THE Global Justice Movement Website

THE Global Justice Movement Website
This is the "Global Justice Movement" (dot org) we refer to in the title of this blog.

Wednesday, June 4, 2014

“Allowed Expedients”, Part II: The Problem of State Usury


To be clear on how a State can justify redistribution in an emergency, we need to understand how that same State can justify paying interest (usury) on non-productive government debt.  First, we need to look at whether either redistribution or State usury can in any way be considered “distributive justice.”

Does government payment of interest on its debt come under distributive justice?  Weeeeeell, sort of.  It’s a distribution by the State, so, stretching a point pretty much past the breaking, yes, you could say it comes under distributive justice.  Putting it that way, however, is extremely misleading.  For one thing, it confuses justification (a rationale), with justice (a virtue).

That is why Aquinas justified payment of interest on government debt as an allowed expedient in an emergency.  It is clearly not justice, and does not, strictly speaking, belong under distributive justice — or any other kind of justice or virtue.  Aquinas’s argument from the Summa Theologica is as follows:

“Reply to Objection 3. Human laws leave certain things unpunished, on account of the condition of those who are imperfect, and who would be deprived of many advantages, if all sins were strictly forbidden and punishments appointed for them. Wherefore human law has permitted usury, not that it looks upon usury as harmonizing with justice, but lest the advantage of many should be hindered. Hence it is that in civil law [Inst. II, iv, de Usufructu] it is stated that ‘those things according to natural reason and civil law which are consumed by being used, do not admit of usufruct,’ and that ‘the senate did not (nor could it) appoint a usufruct to such things, but established a quasi-usufruct,’ namely by permitting usury.” (IIa IIae, q. 71, a. 1)

Given that paying usury even on public debt cannot be considered just (and therefore is not distributive justice), how is it possible to justify it?  Let’s look over the conditions for the principle of double effect and see how (or if) they apply:

One, the act must not be evil in and of itself.

This is easy to answer.  Taking a profit from something that generates a profit is, assuming that the profitable activity is otherwise morally good or indifferent, a clear and positive good.  It is safe to conclude, then, that paying or making a profit is not unjust.

Pope Benedict XIV made this clear in his 1746 encyclical, Vix Pervenit: “On Usury and Other Dishonest Profit.”  [Emphasis added.]  The existence of a dishonest profit necessarily implies that there can be honest profit.  Profit, therefore, is not in and of itself evil.

Heinrich Rommen made a similar point in his book on the natural law with respect to the legitimacy of private property.  As he explained, the universal prohibition against theft, e.g., “Thou shalt not steal,” necessarily implies that private property pertains to the natural law and is therefore permanently and unconditionally valid.  Private property is not evil.  It is the misuse of private property that is evil.

Thus, paying usury on government debt (or taking it) is not objectively evil.  It is the fact that government debt is unproductive that makes paying interest on it wrong.

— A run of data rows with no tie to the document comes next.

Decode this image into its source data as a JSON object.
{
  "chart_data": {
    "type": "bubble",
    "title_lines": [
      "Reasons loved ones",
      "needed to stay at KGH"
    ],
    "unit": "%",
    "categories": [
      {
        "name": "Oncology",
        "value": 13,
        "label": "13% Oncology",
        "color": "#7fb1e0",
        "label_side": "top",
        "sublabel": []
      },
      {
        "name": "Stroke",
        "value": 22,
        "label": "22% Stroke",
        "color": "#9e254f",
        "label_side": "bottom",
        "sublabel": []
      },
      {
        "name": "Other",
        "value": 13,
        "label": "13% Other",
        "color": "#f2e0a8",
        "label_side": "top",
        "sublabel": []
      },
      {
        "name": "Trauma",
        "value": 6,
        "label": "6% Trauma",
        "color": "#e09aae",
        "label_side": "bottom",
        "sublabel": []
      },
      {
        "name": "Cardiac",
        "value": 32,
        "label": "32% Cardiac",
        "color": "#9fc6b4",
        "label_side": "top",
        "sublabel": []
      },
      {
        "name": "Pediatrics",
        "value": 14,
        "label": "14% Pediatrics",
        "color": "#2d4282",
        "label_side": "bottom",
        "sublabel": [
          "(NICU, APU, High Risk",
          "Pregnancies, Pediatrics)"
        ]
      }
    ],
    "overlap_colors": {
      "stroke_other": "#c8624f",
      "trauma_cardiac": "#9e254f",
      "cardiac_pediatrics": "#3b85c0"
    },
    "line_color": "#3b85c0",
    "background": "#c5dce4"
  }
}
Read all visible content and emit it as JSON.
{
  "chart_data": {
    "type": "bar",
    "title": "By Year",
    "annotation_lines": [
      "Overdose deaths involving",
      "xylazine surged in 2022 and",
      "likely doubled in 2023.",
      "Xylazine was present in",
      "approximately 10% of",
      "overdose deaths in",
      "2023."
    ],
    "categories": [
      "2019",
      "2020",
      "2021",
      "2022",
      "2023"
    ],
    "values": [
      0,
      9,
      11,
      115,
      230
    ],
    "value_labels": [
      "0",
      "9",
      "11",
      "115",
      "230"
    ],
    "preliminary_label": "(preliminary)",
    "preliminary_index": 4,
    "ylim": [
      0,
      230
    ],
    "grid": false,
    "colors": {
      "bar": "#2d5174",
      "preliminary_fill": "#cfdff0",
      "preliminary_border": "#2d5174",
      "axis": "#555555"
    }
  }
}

Two, the unintended evil must not be the means by which the good effect is attained.

Again, a no-brainer.  The good effect relating to paying usury on government debt is not attained by paying the usury.  The good effect — permitting the State to carry out its proper function — is attained by borrowing the money, not by paying the usury.  Were it possible for the State to borrow money (without coercion) without paying usury, e.g., public spirited citizens freely lending to the State without charging interest, then the issue would not come up.

(BTW, the proposal that the government could abolish taxes and avoid usury simply by printing the money it needs appears to be objectively evil, as it attains its goal only by abolishing private property and transferring value without the free consent of owners of monetary assets — stealing — by manipulating the currency.)

Three, the good effect must be what is intended.

Again, an easy pitch.  The State is not borrowing money to pay usury.  It is paying usury to be able to borrow money.

Four, the intended good must outweigh the unintended evil.

Maybe you have a different opinion, but as far as we can tell, the rather limited and non-objective evil of a government paying interest on the money it borrows is far outweighed by the fact that the government can thereby continue to do its job.  Without government, there would be anarchy, and that is hardly an acceptable state of affairs.